Once again, plight of laborers is in the limelight after the fresh incident of a coalmine collapse in Orakzai Agency


Zubair Ashraf March 30, 2016

If heaven exists, it must have a colony for Pakistani labourers who lost their lives in industrial disasters. Recently, some eight people have checked-in to that colony in the heavens and they have been asked the very same question each newcomer faces: have labour rights and workplace safety been ensured? The answer lies somewhere in the deafening silence that follows.

Once again, the plight of laborers is in the limelight after the fresh incident of a coalmine collapse in Orakzai Agency. It is said that heavy rainfall caused the coalmine to cave in. What is not being told is whether the miners were issued warnings about working in such precarious conditions.

The exact figure of the country’s population and its division into different professions is not known, courtesy of the census that did not take place for reasons unknown. However, some unofficial figures estimate that the around 80 million people — out of which merely five per cent are registered with social security institutions — have been involved in the industrial sector of the country and among them, the miners are the most neglected.

Balochistan, Khyber-Pakhtunkhwa and the tribal belt are heavily mined regions. Despite the militancy factor, investors have paved their way to the sites with the help of local chieftains and politicians.
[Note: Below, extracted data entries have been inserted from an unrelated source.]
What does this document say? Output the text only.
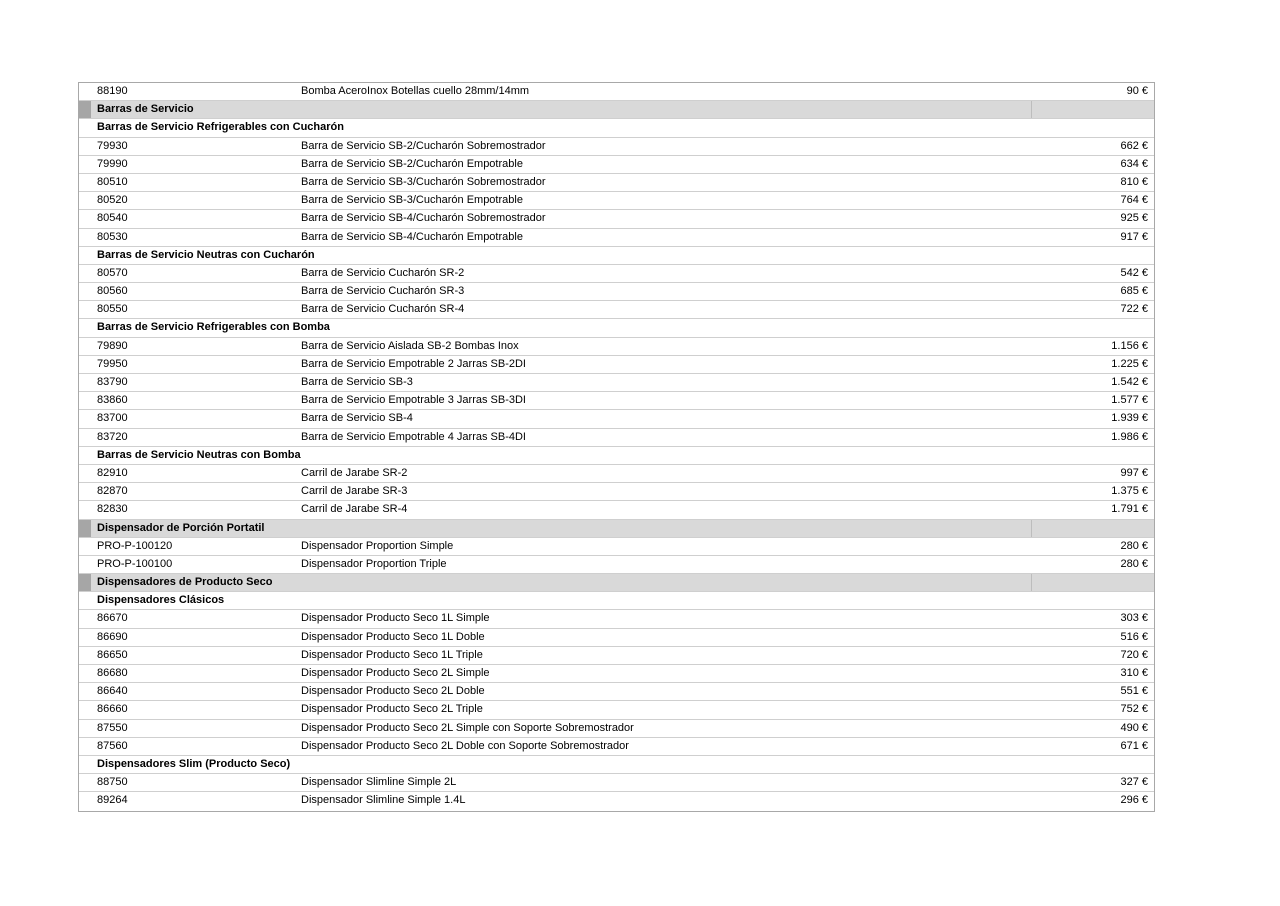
88190	Bomba AceroInox Botellas cuello 28mm/14mm	90 €
Barras de Servicio
Barras de Servicio Refrigerables con Cucharón
79930	Barra de Servicio SB-2/Cucharón Sobremostrador	662 €
79990	Barra de Servicio SB-2/Cucharón Empotrable	634 €
80510	Barra de Servicio SB-3/Cucharón Sobremostrador	810 €
80520	Barra de Servicio SB-3/Cucharón Empotrable	764 €
80540	Barra de Servicio SB-4/Cucharón Sobremostrador	925 €
80530	Barra de Servicio SB-4/Cucharón Empotrable	917 €
Barras de Servicio Neutras con Cucharón
80570	Barra de Servicio Cucharón SR-2	542 €
80560	Barra de Servicio Cucharón SR-3	685 €
80550	Barra de Servicio Cucharón SR-4	722 €
Barras de Servicio Refrigerables con Bomba
79890	Barra de Servicio Aislada SB-2 Bombas Inox	1.156 €
79950	Barra de Servicio Empotrable 2 Jarras SB-2DI	1.225 €
83790	Barra de Servicio SB-3	1.542 €
83860	Barra de Servicio Empotrable 3 Jarras SB-3DI	1.577 €
83700	Barra de Servicio SB-4	1.939 €
83720	Barra de Servicio Empotrable 4 Jarras SB-4DI	1.986 €
Barras de Servicio Neutras con Bomba
82910	Carril de Jarabe SR-2	997 €
82870	Carril de Jarabe SR-3	1.375 €
82830	Carril de Jarabe SR-4	1.791 €
Dispensador de Porción Portatil
PRO-P-100120	Dispensador Proportion Simple	280 €
PRO-P-100100	Dispensador Proportion Triple	280 €
Dispensadores de Producto Seco
Dispensadores Clásicos
86670	Dispensador Producto Seco 1L Simple	303 €
86690	Dispensador Producto Seco 1L Doble	516 €
86650	Dispensador Producto Seco 1L Triple	720 €
86680	Dispensador Producto Seco 2L Simple	310 €
86640	Dispensador Producto Seco 2L Doble	551 €
86660	Dispensador Producto Seco 2L Triple	752 €
87550	Dispensador Producto Seco 2L Simple con Soporte Sobremostrador	490 €
87560	Dispensador Producto Seco 2L Doble con Soporte Sobremostrador	671 €
Dispensadores Slim (Producto Seco)
88750	Dispensador Slimline Simple 2L	327 €
89264	Dispensador Slimline Simple 1.4L	296 €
According to Nasir Mansoor, deputy general secretary of  the National Trade Union Federation, the mines are located in far flung areas out of the reach of labour rights’ watchdogs. Deaths and injuries out there rarely make news.

The whole mining process has been conducted under a law, The Mines Act, 1923. Though the law backs the provision of ample wages, workplace safety and adequate work hours, it remains un-implemented.

In the Orakzai incident, around 45 workers were trapped under the coalmine and the authorities had to carry out a giant operation involving the military’s rescue unit. The actual cause is yet not clear: some say it happened because of heavy downpours, others believe a gas explosion caused it. Both cases narrate a tale of inadequate safety arrangements.

No wonder that a ‘high-level’ committee, or two, will soon be set up to look into the incident and furnish its report based on the ‘absolute truth’. We have not learnt lessons from the past and the workplaces are still operating as death mills, where a labourer has to put his life at stake to earn bread for his family.

The laborers in the colony above the thick white clouds in the sky still await the answers to their questions and anticipate a day when their blood will pay off.

Published in The Express Tribune, March 30th,  2016.